Foto: Suziane Fonseca/PBH

Cuidado com os animais marca Jardim Zoológico de Belo Horizonte

27/12/2018 | 17:00 | atualizado em 05/04/2019 | 11:16
Biólogos, tratadores e estagiários da Seção de Aves do Jardim Zoológico de Belo Horizonte começaram a se despedir, esta semana, de cerca de 50 aves que estavam há mais de um mês sob a guarda temporária da Fundação de Parques Municipais e Zoobotânica, por meio de parceria com o Centro de Triagem de Animais Silvestres do Instituto Brasileiro do Meio Ambiente e dos Recursos Naturais Renováveis (Cetas/Ibama), em Belo Horizonte.
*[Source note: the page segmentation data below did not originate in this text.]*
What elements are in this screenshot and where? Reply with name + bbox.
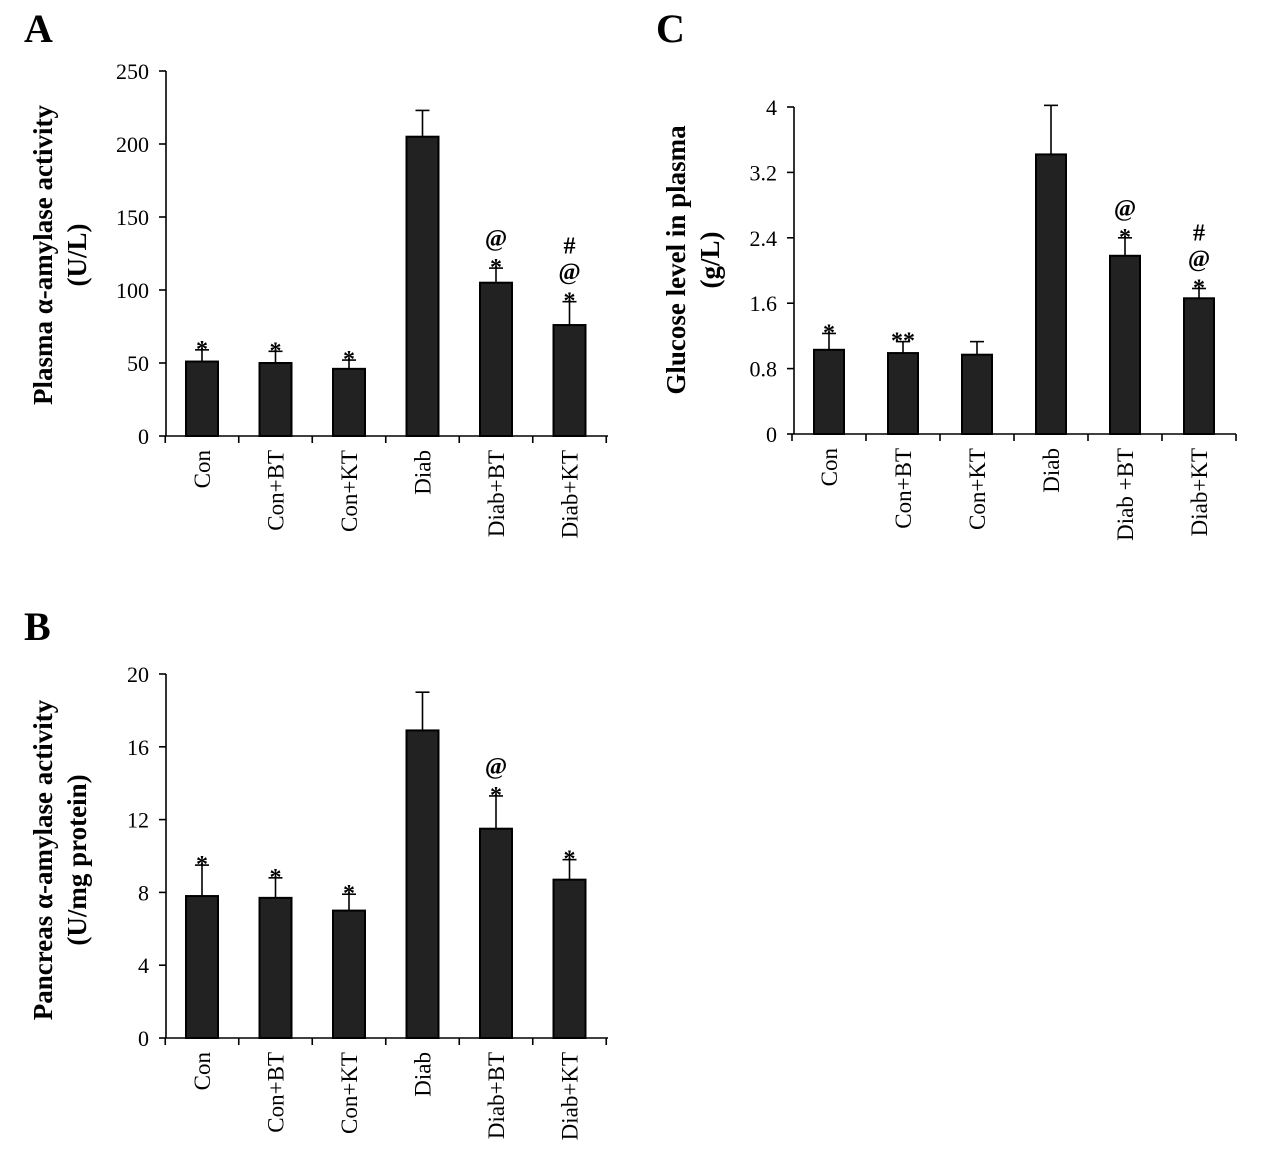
panel-c-plot: 0 0.8 1.6 2.4 3.2 4 * Con ** Con+BT Con+KT Diab * @ Di… <box>750 95 1237 541</box>
panel-c-ytick-label: 2.4 <box>750 226 778 251</box>
panel-c-category-label: Diab <box>1039 448 1064 493</box>
panel-c-bar <box>813 348 845 435</box>
panel-c-ytick-label: 0 <box>766 422 777 447</box>
panel-c-bar <box>1183 297 1215 436</box>
panel-b-significance-mark: * <box>564 847 576 873</box>
panel-a-bar <box>332 367 366 437</box>
panel-a-plot: 0 50 100 150 200 250 * Con * Con+BT * Con+KT Diab * @ D… <box>116 59 608 538</box>
panel-c-ytick-label: 0.8 <box>750 357 778 382</box>
panel-b-bar <box>258 896 293 1039</box>
panel-c-significance-mark: # <box>1193 220 1205 246</box>
panel-a-significance-mark: @ <box>485 226 507 252</box>
panel-c-bar <box>961 353 993 436</box>
panel-b-bar <box>552 878 587 1039</box>
panel-letter-b: B <box>24 604 51 649</box>
panel-a: A Plasma α-amylase activity (U/L) 0 50 100… <box>24 6 608 538</box>
panel-c-ylabel-line2: (g/L) <box>695 232 725 289</box>
panel-c-ytick-label: 3.2 <box>750 160 778 185</box>
panel-c-significance-mark: * <box>823 320 835 346</box>
panel-c-significance-mark: ** <box>891 329 915 355</box>
panel-b-ytick-label: 4 <box>138 953 149 978</box>
panel-a-ytick-label: 150 <box>116 205 149 230</box>
panel-c-ytick-label: 4 <box>766 95 777 120</box>
panel-b-ylabel: Pancreas α-amylase activity (U/mg protei… <box>28 699 92 1020</box>
panel-a-bar <box>405 135 440 437</box>
panel-a-significance-mark: * <box>270 338 282 364</box>
panel-b-ytick-label: 20 <box>127 662 149 687</box>
panel-b-significance-mark: @ <box>485 754 507 780</box>
panel-a-significance-mark: * <box>490 255 502 281</box>
panel-b-significance-mark: * <box>196 852 208 878</box>
panel-b-category-label: Con <box>190 1052 215 1091</box>
panel-a-ytick-label: 0 <box>138 424 149 449</box>
panel-a-category-label: Diab <box>411 450 436 495</box>
panel-a-ylabel: Plasma α-amylase activity (U/L) <box>28 105 92 406</box>
panel-a-bar <box>185 360 219 438</box>
panel-c-ytick-label: 1.6 <box>750 291 778 316</box>
panel-b-category-label: Con+BT <box>264 1052 289 1133</box>
panel-a-ylabel-line1: Plasma α-amylase activity <box>28 105 58 406</box>
panel-letter-c: C <box>656 6 685 51</box>
panel-b-category-label: Diab+KT <box>558 1052 583 1140</box>
panel-b-significance-mark: * <box>490 783 502 809</box>
panel-c-ylabel-line1: Glucose level in plasma <box>661 125 691 395</box>
panel-b-ylabel-line1: Pancreas α-amylase activity <box>28 699 58 1020</box>
panel-c-category-label: Con+KT <box>965 448 990 530</box>
panel-b: B Pancreas α-amylase activity (U/mg prot… <box>24 604 608 1140</box>
panel-c-ylabel: Glucose level in plasma (g/L) <box>661 125 725 395</box>
panel-a-ytick-label: 250 <box>116 59 149 84</box>
panel-b-bar <box>479 827 513 1040</box>
panel-b-ytick-label: 12 <box>127 808 149 833</box>
panel-a-category-label: Con <box>190 450 215 489</box>
panel-letter-a: A <box>24 6 53 51</box>
panel-b-category-label: Diab <box>411 1052 436 1097</box>
panel-b-bar <box>405 729 440 1039</box>
panel-a-significance-mark: * <box>564 289 576 315</box>
panel-a-category-label: Con+BT <box>264 450 289 531</box>
panel-a-bar <box>258 362 293 437</box>
panel-c-bar <box>887 352 919 436</box>
panel-c-category-label: Con+BT <box>891 448 916 529</box>
panel-a-bar <box>552 324 587 438</box>
panel-c-bar <box>1109 254 1141 435</box>
panel-b-bar <box>185 895 219 1039</box>
panel-c: C Glucose level in plasma (g/L) 0 0.8 1.6 2… <box>656 6 1237 541</box>
panel-b-significance-mark: * <box>343 881 355 907</box>
panel-b-ytick-label: 0 <box>138 1026 149 1051</box>
panel-c-category-label: Diab+KT <box>1187 448 1212 536</box>
panel-a-bar <box>479 281 513 438</box>
panel-b-significance-mark: * <box>270 865 282 891</box>
panel-c-significance-mark: * <box>1119 225 1131 251</box>
panel-b-category-label: Diab+BT <box>484 1052 509 1139</box>
panel-a-category-label: Diab+KT <box>558 450 583 538</box>
panel-c-category-label: Diab +BT <box>1113 448 1138 541</box>
panel-a-significance-mark: @ <box>558 260 580 286</box>
panel-c-significance-mark: * <box>1193 275 1205 301</box>
panel-a-significance-mark: * <box>196 337 208 363</box>
panel-b-ytick-label: 8 <box>138 880 149 905</box>
panel-c-category-label: Con <box>817 448 842 487</box>
panel-b-category-label: Con+KT <box>337 1052 362 1134</box>
panel-a-significance-mark: * <box>343 347 355 373</box>
panel-c-significance-mark: @ <box>1188 246 1210 272</box>
panel-c-bar <box>1035 153 1067 435</box>
panel-a-ytick-label: 200 <box>116 132 149 157</box>
panel-a-ylabel-line2: (U/L) <box>62 224 92 287</box>
panel-b-bar <box>332 909 366 1039</box>
panel-a-category-label: Diab+BT <box>484 450 509 537</box>
panel-a-significance-mark: # <box>564 234 576 260</box>
panel-a-ytick-label: 100 <box>116 278 149 303</box>
panel-b-plot: 0 4 8 12 16 20 * Con * Con+BT * Con+KT Diab * @ Diab+BT… <box>127 662 608 1140</box>
panel-b-ylabel-line2: (U/mg protein) <box>62 774 92 945</box>
panel-a-category-label: Con+KT <box>337 450 362 532</box>
panel-c-significance-mark: @ <box>1114 196 1136 222</box>
panel-a-ytick-label: 50 <box>127 351 149 376</box>
panel-b-ytick-label: 16 <box>127 735 149 760</box>
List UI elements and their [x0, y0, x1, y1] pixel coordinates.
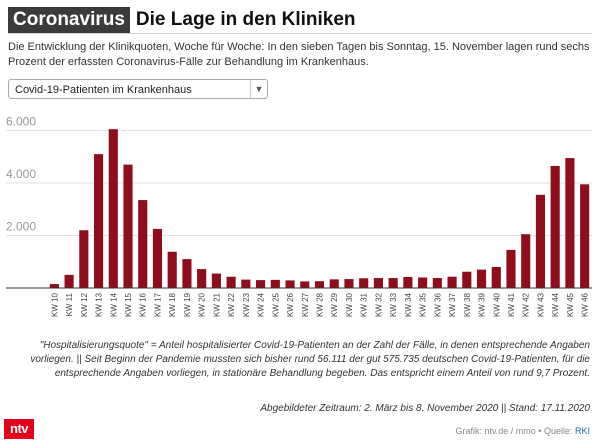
bar	[182, 259, 192, 288]
bar	[418, 277, 428, 288]
metric-select-value: Covid-19-Patienten im Krankenhaus	[15, 84, 192, 96]
bar	[476, 269, 487, 288]
bar	[329, 279, 339, 288]
y-tick-label: 4.000	[6, 167, 36, 181]
x-tick-label: KW 17	[153, 292, 162, 317]
bar	[535, 194, 546, 288]
bar	[314, 281, 325, 288]
x-tick-label: KW 19	[183, 292, 192, 317]
bar	[123, 164, 133, 288]
bar	[256, 280, 266, 288]
x-tick-label: KW 36	[433, 292, 442, 317]
x-tick-label: KW 26	[286, 292, 295, 317]
x-tick-label: KW 45	[566, 292, 575, 317]
bar	[152, 228, 163, 288]
bar	[49, 284, 59, 288]
x-tick-label: KW 27	[301, 292, 310, 317]
x-tick-label: KW 21	[212, 292, 221, 317]
ntv-logo: ntv	[4, 419, 34, 439]
x-tick-label: KW 46	[581, 292, 590, 317]
x-tick-label: KW 10	[50, 292, 59, 317]
metric-select[interactable]: Covid-19-Patienten im Krankenhaus ▼	[8, 79, 268, 99]
chevron-down-icon[interactable]: ▼	[250, 80, 267, 98]
intro-text: Die Entwicklung der Klinikquoten, Woche …	[8, 41, 590, 68]
bar	[211, 273, 221, 288]
x-tick-label: KW 20	[198, 292, 207, 317]
x-tick-label: KW 31	[360, 292, 369, 317]
bar	[491, 267, 501, 288]
bar	[79, 230, 89, 288]
x-tick-label: KW 22	[227, 292, 236, 317]
source-credit: Grafik: ntv.de / mmo • Quelle: RKI	[455, 426, 590, 436]
header: Coronavirus Die Lage in den Kliniken	[8, 7, 356, 33]
bar	[108, 129, 118, 288]
x-tick-label: KW 35	[419, 292, 428, 317]
x-tick-label: KW 15	[124, 292, 133, 317]
bar	[521, 234, 531, 288]
y-tick-label: 6.000	[6, 115, 36, 129]
bar	[167, 251, 177, 288]
x-tick-label: KW 28	[316, 292, 325, 317]
x-tick-label: KW 13	[95, 292, 104, 317]
x-tick-label: KW 38	[463, 292, 472, 317]
x-tick-label: KW 40	[492, 292, 501, 317]
source-link[interactable]: RKI	[574, 426, 590, 436]
x-tick-label: KW 33	[389, 292, 398, 317]
bar	[580, 184, 590, 288]
bar	[300, 281, 310, 288]
bar	[359, 278, 369, 288]
x-tick-label: KW 24	[257, 292, 266, 317]
bar	[447, 276, 457, 288]
bar	[565, 158, 575, 288]
bar	[64, 274, 74, 288]
footnote: "Hospitalisierungsquote" = Anteil hospit…	[30, 340, 590, 379]
x-tick-label: KW 39	[478, 292, 487, 317]
title-divider	[8, 33, 592, 34]
bar	[241, 279, 251, 288]
bar	[403, 276, 413, 288]
x-tick-label: KW 44	[551, 292, 560, 317]
bar	[462, 271, 472, 288]
x-tick-label: KW 34	[404, 292, 413, 317]
x-tick-label: KW 30	[345, 292, 354, 317]
period-note: Abgebildeter Zeitraum: 2. März bis 8. No…	[260, 403, 590, 414]
bar	[197, 269, 207, 288]
bar	[506, 249, 516, 288]
x-tick-label: KW 12	[80, 292, 89, 317]
source-prefix: Grafik: ntv.de / mmo • Quelle:	[455, 426, 575, 436]
x-tick-label: KW 29	[330, 292, 339, 317]
bar	[93, 154, 104, 288]
bar	[344, 279, 354, 288]
topic-badge: Coronavirus	[8, 7, 130, 33]
x-tick-label: KW 18	[168, 292, 177, 317]
bar	[226, 276, 236, 288]
x-tick-label: KW 32	[374, 292, 383, 317]
bar	[550, 165, 560, 288]
x-tick-label: KW 37	[448, 292, 457, 317]
x-tick-label: KW 23	[242, 292, 251, 317]
x-tick-label: KW 43	[536, 292, 545, 317]
page-title: Die Lage in den Kliniken	[135, 9, 356, 30]
bar	[138, 200, 148, 288]
bar	[285, 280, 295, 288]
x-tick-label: KW 25	[271, 292, 280, 317]
bar	[270, 279, 280, 288]
x-tick-label: KW 11	[65, 292, 74, 316]
x-tick-label: KW 41	[507, 292, 516, 317]
bar	[388, 278, 398, 288]
bar	[432, 278, 442, 288]
y-tick-label: 2.000	[6, 220, 36, 234]
bar-chart: 2.000 4.000 6.000 KW 10 KW 11 KW 12 KW 13 KW 14…	[6, 115, 592, 317]
x-tick-label: KW 16	[139, 292, 148, 317]
x-tick-label: KW 42	[522, 292, 531, 317]
bar	[373, 278, 383, 288]
x-tick-label: KW 14	[109, 292, 118, 317]
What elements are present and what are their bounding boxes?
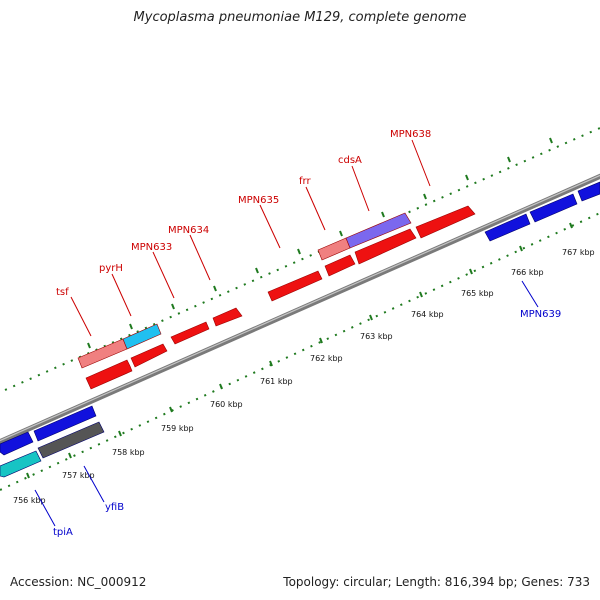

As aves foram recolhidas em ação da Polícia Civil de Minas Gerais em uma residência no bairro Venda Nova, aonde mais de 500 aves jovens ou recém-nascidas vinham sendo mantidas para comércio ilegal.

 
Após a apreensão, no início do mês de novembro, os animais foram encaminhados ao Ibama. As aves foram então divididas em grupos e entregues a temporariamente a ONGs, criadores particulares legalizados e ao Jardim Zoológico da Fundação de Parques- instituições parceiras - para serem cuidadas e tratadas até ganharem autonomia suficiente para, possivelmente, voltarem à natureza.  No último dia 18 de dezembro, 25 aves já devidamente tratadas foram devolvidas ao Ibama e o restante continua sob os cuidados do Jardim Zoológico. 

 


Força-tarefa

Entre os 50 filhotes que chegaram ao Jardim Zoológico da capital estão uma curica-esfumaçada (Pionus maximilianii), papagaios-galegos (Alipiopsitta xanthops) e papagaios-verdadeiros (Amazona aestiva), que pertencem ao grupo dos psitacídeos. “Ficamos com os mais jovens e, por isso, os que estavam em estado mais crítico entre os cerca 500 animais apreendidos. Todos chegaram bastante debilitados ao Zoológico, já que vinham sendo criados em condições precárias – dentro de caixinhas de leite e sem qualquer preocupação com a limpeza e higiene do local – estavam fracos e muito sujos e alguns até com queimaduras no esôfago, decorrentes de alimentação inadequada no cativeiro”, conta a bióloga Márcia Procópio, responsável pela Seção de Aves do Jardim Zoológico da Fundação de Parques.


De acordo com a bióloga, foi organizada uma força-tarefa e todos os filhotes eram acompanhados diariamente pela equipe técnica. “Eles receberam alimentação nutritiva e adequada à sua idade e foram acomodados em uma sala devidamente aclimatada e protegida. Além disso, as aves foram acompanhadas pela equipe do Hospital Veterinário para tratar possíveis doenças, já que alguns indivíduos apresentavam condições propícias para o desenvolvimento de vários tipos de infecção. Todas foram também medicadas com antibióticos para prevenir, especialmente, o aparecimento de doenças respiratórias”, relata. 


O trabalho envolveu duas biólogas, quatro tratadores, duas estagiárias e uma funcionária de apoio que, durante pouco mais de um mês, se revezaram em turnos, inclusive aos finais de semana, para garantir todos os cuidados necessários às aves. Tudo com o objetivo de que os filhotes ganhassem força e autonomia e desenvolvessem suas habilidades e instintos naturais.


Já apresentando boas condições de saúde, os primeiros 25 animais foram encaminhados ao Ibama no último dia 18 de dezembro. “Com o passar dos dias e com todos os cuidados e carinho dedicados a esses animais, parte deles já começou a se mostrar mais independente, tendo capacidade de reagir ao contato humano, rejeitando o toque e recusando a alimentação na seringa, ou seja, buscando o alimento no ambiente e defendendo-se de possíveis agressores. Isso é um sinal bastante positivo para sua autonomia e sobrevivência no meio natural”, explica Márcia.

 
Essas 25 aves poderão passar agora por uma triagem do Ibama para definir se estão plenamente capazes de ser reintroduzidas na natureza, em reservas ambientais, e sobreviver livremente ou se ficarão sob a guarda humana. 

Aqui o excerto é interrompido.